In another review published in 2020, Carol Lynn Curchoe, PhD, and colleagues wrote that “seemingly similar parameters can vary between clinics. For example, if one clinic captures blastocyst images at 110 hours, another clinic might capture them just before freezing — a time that may vary based on embryo development speed and current workload in the laboratory.”
Further, Trolice and colleagues noted that there is no “gold standard” AI for IVF.
“AI requires calibration, and there is currently no agreement on how to compare performances of various AI models for optimal methods,” they wrote.
Curchoe and colleagues also noted a lack of prospective research on AI implementation in IVF. Although Diakiw and colleagues used some prospective data in their study of Presagen’s AI, more is needed.
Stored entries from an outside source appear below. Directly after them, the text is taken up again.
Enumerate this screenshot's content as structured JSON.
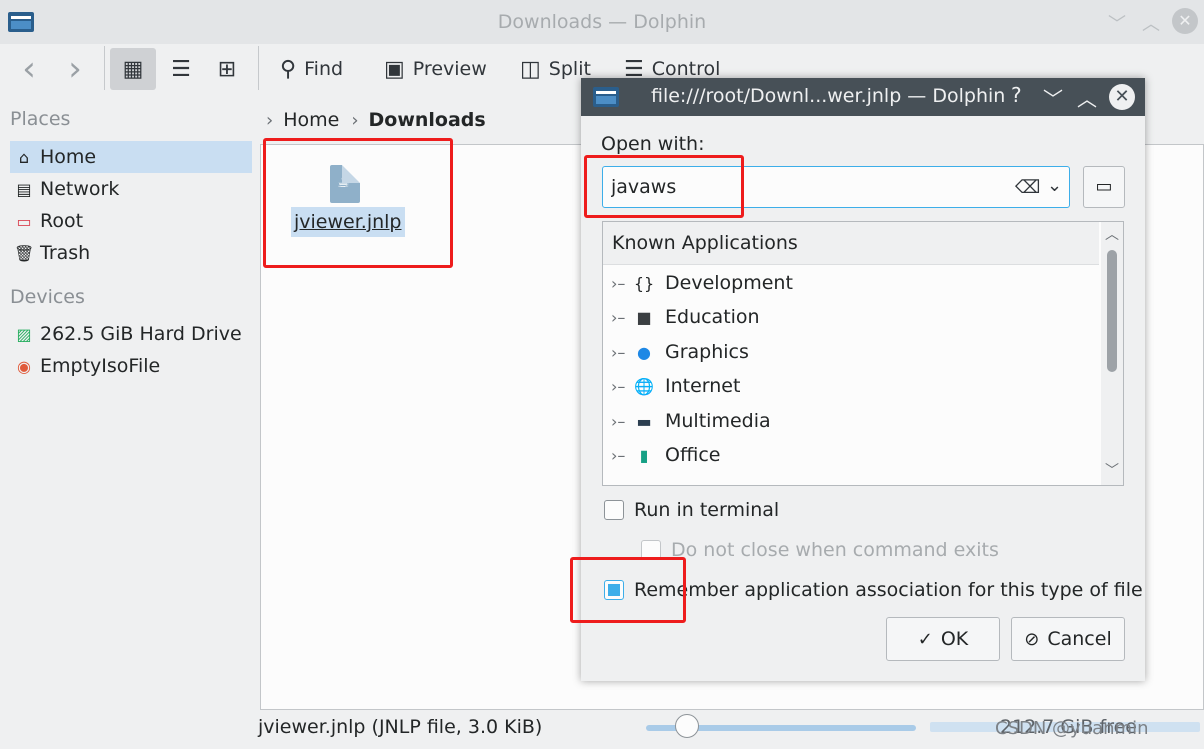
{
  "main_window": {
    "title": "Downloads — Dolphin",
    "toolbar": {
      "back_label": "‹",
      "forward_label": "›",
      "find_label": "Find",
      "preview_label": "Preview",
      "split_label": "Split",
      "control_label": "Control"
    },
    "sidebar": {
      "places_header": "Places",
      "places": [
        {
          "label": "Home",
          "icon": "home-icon",
          "selected": true
        },
        {
          "label": "Network",
          "icon": "network-icon"
        },
        {
          "label": "Root",
          "icon": "root-folder-icon"
        },
        {
          "label": "Trash",
          "icon": "trash-icon"
        }
      ],
      "devices_header": "Devices",
      "devices": [
        {
          "label": "262.5 GiB Hard Drive",
          "icon": "hard-drive-icon"
        },
        {
          "label": "EmptyIsoFile",
          "icon": "iso-file-icon"
        }
      ]
    },
    "breadcrumb": {
      "home": "Home",
      "current": "Downloads"
    },
    "file": {
      "name": "jviewer.jnlp",
      "icon": "java-file-icon"
    },
    "status": {
      "text": "jviewer.jnlp (JNLP file, 3.0 KiB)",
      "free_space": "212.7 GiB free",
      "watermark": "CSDN @yuanmin"
    }
  },
  "dialog": {
    "title": "file:///root/Downl...wer.jnlp — Dolphin",
    "open_with_label": "Open with:",
    "app_input_value": "javaws",
    "tree_header": "Known Applications",
    "categories": [
      {
        "label": "Development",
        "icon": "development-icon"
      },
      {
        "label": "Education",
        "icon": "education-icon"
      },
      {
        "label": "Graphics",
        "icon": "graphics-icon"
      },
      {
        "label": "Internet",
        "icon": "internet-icon"
      },
      {
        "label": "Multimedia",
        "icon": "multimedia-icon"
      },
      {
        "label": "Office",
        "icon": "office-icon"
      }
    ],
    "run_in_terminal": {
      "label": "Run in terminal",
      "checked": false
    },
    "do_not_close": {
      "label": "Do not close when command exits",
      "checked": false,
      "disabled": true
    },
    "remember": {
      "label": "Remember application association for this type of file",
      "checked": true
    },
    "ok_label": "OK",
    "cancel_label": "Cancel"
  },
  "colors": {
    "accent": "#3daee9",
    "selection": "#c9def2",
    "dialog_titlebar": "#475057",
    "annotation_red": "#ee1c1c"
  }
}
According to Hariton, another challenge in bringing AI to more practices is the current regulatory process.
“When you are trying to show that a drug works, you go through a randomized control trial, and you prove that it works against placebo,” Hariton said. “AI is something that you need to continuously improve, you need to continuously make it better. If you go through a 2-year clinical trial ... then you have 2 more years of data to make it better. But you cannot touch the algorithm because if you touch it, you have to go through another clinical trial. It does not make any sense. A randomized control trial is not necessarily the best type of trial to prove that these technologies work.”
Future of AI in IVF treatment
Much work needs to be done to integrate AI into reproductive medicine and IVF processes specifically. As Curchoe and colleagues noted, more research is needed to assess the practical uses of AI in predicting the success of IVF pregnancies.
“In a prospective, real-world setting, how much better is AI at embryo selection than traditional approaches is a fundamental question,” they wrote. “Also, is the improvement worth the investment that will inevitably stem from licensing or purchasing AI software and changing and revalidating existing clinical workflows?”
Despite their hesitancy, Curchoe and colleagues see promise in expanding AI to IVF because of the successes seen in other specialties — including the first FDA clearance of an AI-based device in April 2021, which was designed to detect colorectal polyps.
In fact, the promise of AI has gained so much traction in reproductive medicine that there is now a meeting dedicated to it — the AI Fertility World Conference — which was hosted in Croatia in September.
“It was a meeting with palpable energy,” said Hariton, who attended the conference. “A lot of these people work for private companies that are trying to solve similar problems. You can see how that would create this competitive atmosphere. It was the complete opposite. Everybody was sharing what they were working on, how they are thinking about problems, what barriers they are reaching. The collaborative air in that conference was amazing for a field that is just so [new].”
With continued research, AI technology will improve and “may have more uses for determining egg, sperm and embryo quality in conjunction with time-lapsed imaging,” Monseur predicted.
Hariton agreed, saying he would be “surprised” if any clinics are not using AI in some capacity within the next 10 years.
References:
- Curchoe CL, et al. Fertil Steril. 2020;doi:10.1016/j.fertnstert.2020.10.040.
- Diakiw SM, et al. Reprod Biomed Online. 2022;doi:10.1016/j.rbmo.2022.07.018.
- Global study shows Artificial Intelligence can reduce time to pregnancy for IVF couples by 12%. https://www.prnewswire.com/news-releases/global-study-shows-artificial-intelligence-can-reduce-time-to-pregnancy-for-ivf-couples-by-12-301617900.html. Published Sept. 7, 2022. Accessed Sept. 15, 2022.
- Trolice MP, et al. J Assist Reprod Genet. 2021;doi:10.1007/s10815-021-02272-4.
- Wang R, et al. Reproduction. 2019;doi:10.1530/REP-18-0523.